À la veille de la mobilisation à Québec, la CDC de Laval dénonce un sous-financement chronique

À l’approche de la grande mobilisation provinciale du 2 avril du mouvement « Le communautaire à boutte », la Corporation de développement communautaire de Laval affirme que les organismes de la région subissent un sous-financement particulièrement marqué. Dans un communiqué diffusé le 1er avril, l’organisme résume sa position par la formule : « Laval est à boutte d’être le boutte ».
Selon la CDC de Laval, cette situation fragilise directement le filet social lavallois et limite la capacité des organismes à répondre aux besoins d’une population en croissance.
Laval en retard sur le plan du financement, selon la CDC
La CDC de Laval rappelle que la région compte plus de 450 000 résidentes et résidents, ce qui en fait la sixième région la plus peuplée du Québec. Malgré ça, l’organisme affirme que les ressources consenties au milieu communautaire lavallois demeurent insuffisantes par rapport à son poids démographique.
Selon les données citées par la CDC, l’ensemble des organismes communautaires de Laval totalisent 213,4 millions de dollars en revenus, soit 474 dollars par habitant. L’organisme soutient que cela place Laval au 14e rang sur 16 régions au Québec pour les revenus communautaires par habitant.
La CDC estime que cette réalité se traduit notamment par des listes d’attente plus longues et par une capacité réduite à répondre à certaines situations de vulnérabilité.
Une répartition jugée inadaptée à la réalité lavalloise
La CDC de Laval soutient également que les organismes de la région reçoivent, depuis sept ans, entre 1,79 % et 2,96 % de l’enveloppe provinciale en santé et services sociaux, alors que Laval représenterait environ 5 % de la population québécoise.
Toujours selon l’organisme, cet écart serait notamment lié à un mode de répartition fondé sur le nombre d’organismes plutôt que sur la réalité démographique des régions.
La CDC fait valoir que Laval présente une structure territoriale particulière, à la fois île, ville, MRC et région. Selon elle, cette organisation favorise le déploiement régional des organismes, mais limite aussi le nombre d’infrastructures, ce qui aurait pour effet de réduire le nombre d’organismes sans pour autant réduire les besoins.

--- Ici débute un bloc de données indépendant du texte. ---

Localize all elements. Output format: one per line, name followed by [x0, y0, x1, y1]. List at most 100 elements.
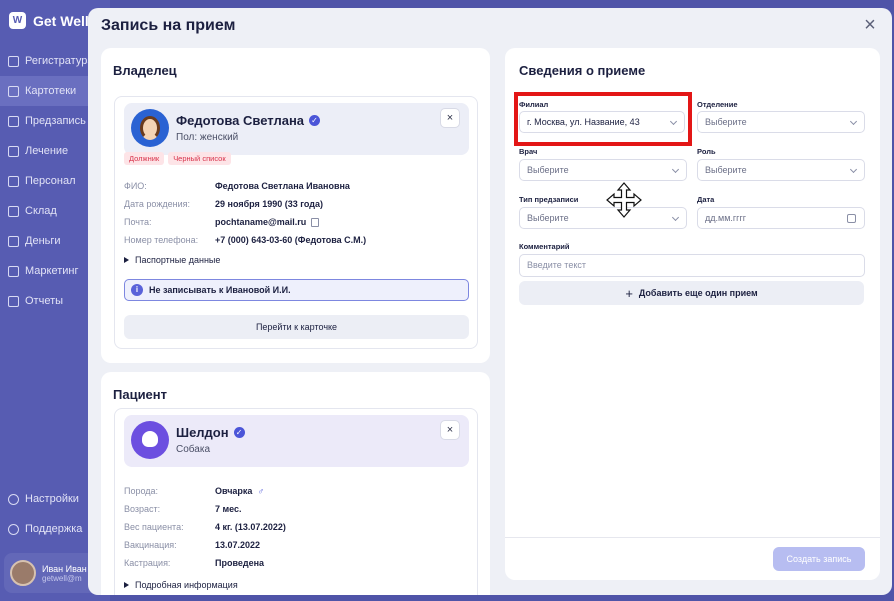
plus-icon: + — [625, 285, 633, 301]
status-badge: Черный список — [168, 152, 231, 165]
prebooking-type-select[interactable]: Выберите — [519, 207, 687, 229]
registry-icon — [8, 55, 19, 67]
info-value: 13.07.2022 — [215, 540, 261, 550]
comment-textarea[interactable]: Введите текст — [519, 254, 865, 277]
caret-right-icon — [124, 257, 129, 263]
remove-owner-button[interactable]: × — [440, 108, 460, 128]
owner-section-title: Владелец — [113, 63, 177, 78]
calendar-icon[interactable] — [847, 214, 856, 223]
patient-name-row: Шелдон ✓ — [176, 425, 245, 440]
info-label: Дата рождения: — [124, 199, 190, 209]
owner-gender: Пол: женский — [176, 132, 239, 143]
sidebar-item-label: Поддержка — [25, 523, 83, 535]
files-icon — [8, 85, 19, 97]
info-icon: i — [131, 284, 143, 296]
sidebar-item-label: Маркетинг — [25, 265, 79, 277]
details-toggle-label: Подробная информация — [135, 580, 238, 590]
info-row: Дата рождения: 29 ноября 1990 (33 года) — [124, 195, 366, 213]
patient-name: Шелдон — [176, 425, 229, 440]
info-value: Федотова Светлана Ивановна — [215, 181, 350, 191]
breed-text: Овчарка — [215, 486, 253, 496]
owner-header: Федотова Светлана ✓ Пол: женский × — [124, 103, 469, 155]
role-select[interactable]: Выберите — [697, 159, 865, 181]
doctor-label: Врач — [519, 147, 538, 156]
sidebar-item-label: Деньги — [25, 235, 61, 247]
folder-icon — [8, 115, 19, 127]
create-appointment-button[interactable]: Создать запись — [773, 547, 865, 571]
department-label: Отделение — [697, 100, 738, 109]
date-label: Дата — [697, 195, 715, 204]
app-name: Get Well — [33, 12, 89, 29]
prebooking-type-label: Тип предзаписи — [519, 195, 579, 204]
modal-title: Запись на прием — [101, 17, 236, 34]
copy-icon[interactable] — [311, 217, 320, 227]
info-label: Вакцинация: — [124, 540, 177, 550]
owner-avatar — [131, 109, 169, 147]
appointment-section-title: Сведения о приеме — [519, 63, 646, 78]
email-text: pochtaname@mail.ru — [215, 217, 307, 227]
info-row: Номер телефона: +7 (000) 643-03-60 (Федот… — [124, 231, 366, 249]
verified-icon: ✓ — [309, 115, 321, 126]
owner-name-row: Федотова Светлана ✓ — [176, 113, 321, 128]
info-label: Почта: — [124, 217, 152, 227]
info-label: Номер телефона: — [124, 235, 199, 245]
date-input[interactable]: дд.мм.гггг — [697, 207, 865, 229]
info-value: Проведена — [215, 558, 265, 568]
breed-value: Овчарка ♂ — [215, 486, 264, 496]
report-icon — [8, 295, 19, 307]
sidebar-item-label: Персонал — [25, 175, 76, 187]
owner-badges: Должник Черный список — [124, 152, 231, 165]
details-toggle[interactable]: Подробная информация — [124, 580, 238, 590]
sidebar-item-label: Отчеты — [25, 295, 64, 307]
patient-info-box: Шелдон ✓ Собака × Порода: Овчарка ♂ Возрас… — [114, 408, 478, 595]
close-icon[interactable]: × — [860, 15, 880, 35]
patient-details: Порода: Овчарка ♂ Возраст: 7 мес. Вес пацие… — [124, 482, 286, 572]
role-placeholder: Выберите — [705, 165, 747, 175]
owner-card: Владелец Федотова Светлана ✓ Пол: женски… — [101, 48, 490, 363]
chat-icon — [8, 265, 19, 277]
department-select[interactable]: Выберите — [697, 111, 865, 133]
logo-icon: W — [9, 12, 26, 29]
passport-toggle[interactable]: Паспортные данные — [124, 255, 220, 265]
date-placeholder: дд.мм.гггг — [705, 213, 747, 223]
goto-card-button[interactable]: Перейти к карточке — [124, 315, 469, 339]
patient-section-title: Пациент — [113, 387, 168, 402]
caret-right-icon — [124, 582, 129, 588]
sidebar-item-label: Картотеки — [25, 85, 77, 97]
info-value: 29 ноября 1990 (33 года) — [215, 199, 324, 209]
move-cursor-icon — [606, 182, 642, 218]
sidebar-item-label: Настройки — [25, 493, 79, 505]
info-label: Возраст: — [124, 504, 161, 514]
highlight-box — [514, 92, 692, 146]
user-email: getwell@m — [42, 573, 82, 583]
add-appointment-button[interactable]: + Добавить еще один прием — [519, 281, 864, 305]
info-row: Вакцинация: 13.07.2022 — [124, 536, 286, 554]
info-row: Возраст: 7 мес. — [124, 500, 286, 518]
user-name: Иван Иван — [42, 563, 87, 574]
info-value: +7 (000) 643-03-60 (Федотова С.М.) — [215, 235, 367, 245]
sidebar-item-label: Регистратура — [25, 55, 94, 67]
info-label: Кастрация: — [124, 558, 171, 568]
status-badge: Должник — [124, 152, 165, 165]
verified-icon: ✓ — [233, 427, 245, 438]
info-label: Вес пациента: — [124, 522, 184, 532]
support-icon — [8, 523, 19, 535]
sidebar-item-label: Склад — [25, 205, 57, 217]
owner-details: ФИО: Федотова Светлана Ивановна Дата рожд… — [124, 177, 366, 249]
info-value: 4 кг. (13.07.2022) — [215, 522, 286, 532]
info-value: 7 мес. — [215, 504, 242, 514]
patient-header: Шелдон ✓ Собака × — [124, 415, 469, 467]
patient-species: Собака — [176, 444, 210, 455]
wallet-icon — [8, 235, 19, 247]
comment-placeholder: Введите текст — [527, 260, 586, 270]
doctor-select[interactable]: Выберите — [519, 159, 687, 181]
doctor-placeholder: Выберите — [527, 165, 569, 175]
plus-square-icon — [8, 145, 19, 157]
remove-patient-button[interactable]: × — [440, 420, 460, 440]
owner-notice: i Не записывать к Ивановой И.И. — [124, 279, 469, 301]
appointment-card: Сведения о приеме Филиал г. Москва, ул. … — [505, 48, 880, 580]
email-value: pochtaname@mail.ru — [215, 217, 320, 227]
chevron-down-icon — [849, 165, 858, 174]
info-row: Кастрация: Проведена — [124, 554, 286, 572]
comment-label: Комментарий — [519, 242, 570, 251]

L’organisme avance que Laval compte 6,7 organismes pour 10 000 habitants, contre 15,6 ailleurs dans la province.
Un manque à gagner de plusieurs millions, selon les estimations
La CDC de Laval évalue à 25 millions de dollars le manque à gagner pour les organismes financés par le Programme de soutien aux organismes communautaires. Tous ministères confondus, ce manque à gagner atteindrait 32 millions de dollars, selon ses estimations.
L’organisme affirme aussi que 27,6 % des groupes communautaires lavallois présentent un actif net négatif, ce qui signifie que leurs dettes dépassent leurs actifs. Selon la CDC, Laval serait ainsi la deuxième région la plus fragilisée du Québec sur cet indicateur.
« À Laval, on est à boutte comme tous les organismes communautaires du Québec, mais aussi à boutte d’être le boutte : 14e région sur 16 pour les revenus communautaires par habitant et la 2e région la plus fragilisée financièrement. Cela amène une incapacité pour les organismes de subvenir aux besoins essentiels de la population », a déclaré Marc Longchamps, directeur général de la CDC de Laval.
Une délégation lavalloise attendue à Québec
La CDC de Laval indique qu’une délégation de la région doit prendre part à la mobilisation du 2 avril à Québec, aux côtés de milliers de travailleuses et travailleurs du milieu communautaire provenant d’autres régions.
Selon le communiqué, les revendications portées dans le cadre de cette mobilisation concernent notamment des conditions de travail jugées décentes, un financement suffisant à la mission avec indexation et rehaussement, une reconnaissance du rôle des organismes et la protection de leur autonomie.
Les données citées dans le communiqué proviennent de l’Institut de la statistique du Québec, dans le cadre de l’Enquête québécoise auprès des organismes d’action communautaire de 2024.